The last lunch we had, he was very paranoid and told me that there were plots against him and someone was planning to kill him. After that he moved to California and died a few months later.
Recently I looked at that long-ago issue—December 1982. The memoir is in it though not that prominently featured. The issue is filled with holiday recipes, holiday decoration, an essay from former First Lady Betty Ford who, because of her honesty about her drinking and her breast cancer, was very popular with our readers. And there are ten pages of cigarette advertisements, which we badly needed at that time.

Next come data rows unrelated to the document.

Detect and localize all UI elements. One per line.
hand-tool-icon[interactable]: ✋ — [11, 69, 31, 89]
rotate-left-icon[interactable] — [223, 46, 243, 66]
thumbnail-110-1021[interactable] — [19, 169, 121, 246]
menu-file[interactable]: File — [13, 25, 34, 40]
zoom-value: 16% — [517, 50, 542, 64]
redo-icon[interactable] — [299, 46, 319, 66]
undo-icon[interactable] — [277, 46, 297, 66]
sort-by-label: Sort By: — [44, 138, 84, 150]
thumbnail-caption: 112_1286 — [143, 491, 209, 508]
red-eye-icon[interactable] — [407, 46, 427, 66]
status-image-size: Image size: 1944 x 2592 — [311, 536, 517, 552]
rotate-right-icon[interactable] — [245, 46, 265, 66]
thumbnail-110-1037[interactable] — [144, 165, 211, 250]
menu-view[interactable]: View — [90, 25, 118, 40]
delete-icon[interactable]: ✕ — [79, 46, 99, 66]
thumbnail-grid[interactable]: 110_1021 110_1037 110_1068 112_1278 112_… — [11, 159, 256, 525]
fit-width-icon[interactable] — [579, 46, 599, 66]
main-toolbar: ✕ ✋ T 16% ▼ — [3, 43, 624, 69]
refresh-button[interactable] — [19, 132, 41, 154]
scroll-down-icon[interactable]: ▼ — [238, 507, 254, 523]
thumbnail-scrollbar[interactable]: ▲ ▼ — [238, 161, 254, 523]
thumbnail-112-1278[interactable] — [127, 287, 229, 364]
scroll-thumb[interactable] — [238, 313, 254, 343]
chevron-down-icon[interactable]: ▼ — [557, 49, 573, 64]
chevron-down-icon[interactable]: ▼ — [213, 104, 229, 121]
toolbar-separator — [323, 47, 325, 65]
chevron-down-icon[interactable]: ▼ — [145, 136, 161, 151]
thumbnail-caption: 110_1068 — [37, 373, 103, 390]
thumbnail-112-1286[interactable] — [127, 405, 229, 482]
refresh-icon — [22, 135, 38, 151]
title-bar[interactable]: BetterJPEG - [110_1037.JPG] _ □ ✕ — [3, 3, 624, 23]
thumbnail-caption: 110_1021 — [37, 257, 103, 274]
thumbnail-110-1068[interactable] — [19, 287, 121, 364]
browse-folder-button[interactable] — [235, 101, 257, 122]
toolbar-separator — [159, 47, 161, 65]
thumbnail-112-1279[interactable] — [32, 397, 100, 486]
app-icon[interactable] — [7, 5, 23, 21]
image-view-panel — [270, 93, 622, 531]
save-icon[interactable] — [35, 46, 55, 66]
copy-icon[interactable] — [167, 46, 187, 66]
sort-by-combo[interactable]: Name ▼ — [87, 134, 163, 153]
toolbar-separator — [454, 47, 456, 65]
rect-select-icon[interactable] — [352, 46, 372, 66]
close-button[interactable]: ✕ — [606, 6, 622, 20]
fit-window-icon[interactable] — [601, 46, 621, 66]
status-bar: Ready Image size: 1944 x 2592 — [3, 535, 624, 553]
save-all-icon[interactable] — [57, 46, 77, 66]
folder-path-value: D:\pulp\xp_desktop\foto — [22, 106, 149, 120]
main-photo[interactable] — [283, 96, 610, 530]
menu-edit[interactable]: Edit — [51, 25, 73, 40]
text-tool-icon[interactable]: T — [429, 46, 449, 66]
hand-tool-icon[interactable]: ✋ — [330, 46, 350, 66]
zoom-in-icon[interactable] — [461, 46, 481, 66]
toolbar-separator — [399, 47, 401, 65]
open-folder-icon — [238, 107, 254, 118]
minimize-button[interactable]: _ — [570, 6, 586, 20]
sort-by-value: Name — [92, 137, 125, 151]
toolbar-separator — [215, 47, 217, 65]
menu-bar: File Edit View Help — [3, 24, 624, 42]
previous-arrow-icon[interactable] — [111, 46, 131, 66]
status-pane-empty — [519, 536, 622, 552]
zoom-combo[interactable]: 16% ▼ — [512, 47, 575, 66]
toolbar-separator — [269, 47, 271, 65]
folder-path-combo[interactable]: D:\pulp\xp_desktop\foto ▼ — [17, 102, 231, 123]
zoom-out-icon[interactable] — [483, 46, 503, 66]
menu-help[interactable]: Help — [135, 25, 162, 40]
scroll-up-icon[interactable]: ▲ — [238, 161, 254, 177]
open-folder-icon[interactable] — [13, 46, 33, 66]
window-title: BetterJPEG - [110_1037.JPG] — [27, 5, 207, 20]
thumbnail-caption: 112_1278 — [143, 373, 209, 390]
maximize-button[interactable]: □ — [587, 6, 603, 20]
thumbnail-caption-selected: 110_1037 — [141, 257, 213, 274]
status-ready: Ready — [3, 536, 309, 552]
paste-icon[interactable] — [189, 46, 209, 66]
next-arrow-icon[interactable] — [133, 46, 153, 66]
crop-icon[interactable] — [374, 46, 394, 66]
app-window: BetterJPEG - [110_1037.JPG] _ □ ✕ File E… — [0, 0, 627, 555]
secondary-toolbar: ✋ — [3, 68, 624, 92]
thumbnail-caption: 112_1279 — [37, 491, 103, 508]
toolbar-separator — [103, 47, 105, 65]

On the cover is the little girl from E.T., Drew Barrymore, looking adorable, holding a box overflowing with Christmas cookies and smiling sweetly. Drew now has a daily talk show. She wanted to be on a recent cover of the AARP Magazine and receive an AARP membership card on her show. That’s because she wanted everyone to know she was 50 and finally happier with herself than she had ever been.
I still have Capote’s handwritten manuscript. I plan to donate it to the New
York Public Library where most of his papers are kept.
Do you miss the short stories in women’s magazines?






Myrna, that is a great story. Capote was a wonderful writer who was seduced by fame. He is remembered for In Cold Blood and for anecdotes of his social life. Too bad he couldn’t have had a more productive career and life.
Myrna,
Ten thousand dollars in 1981? You were able to offer it without consulting with the publisher? I would have wanted Capote in the magazine, too, but that was a lot of money. I don't think you can put a price on a great piece, but did it pay off as an investment? And is it available to read somewhere?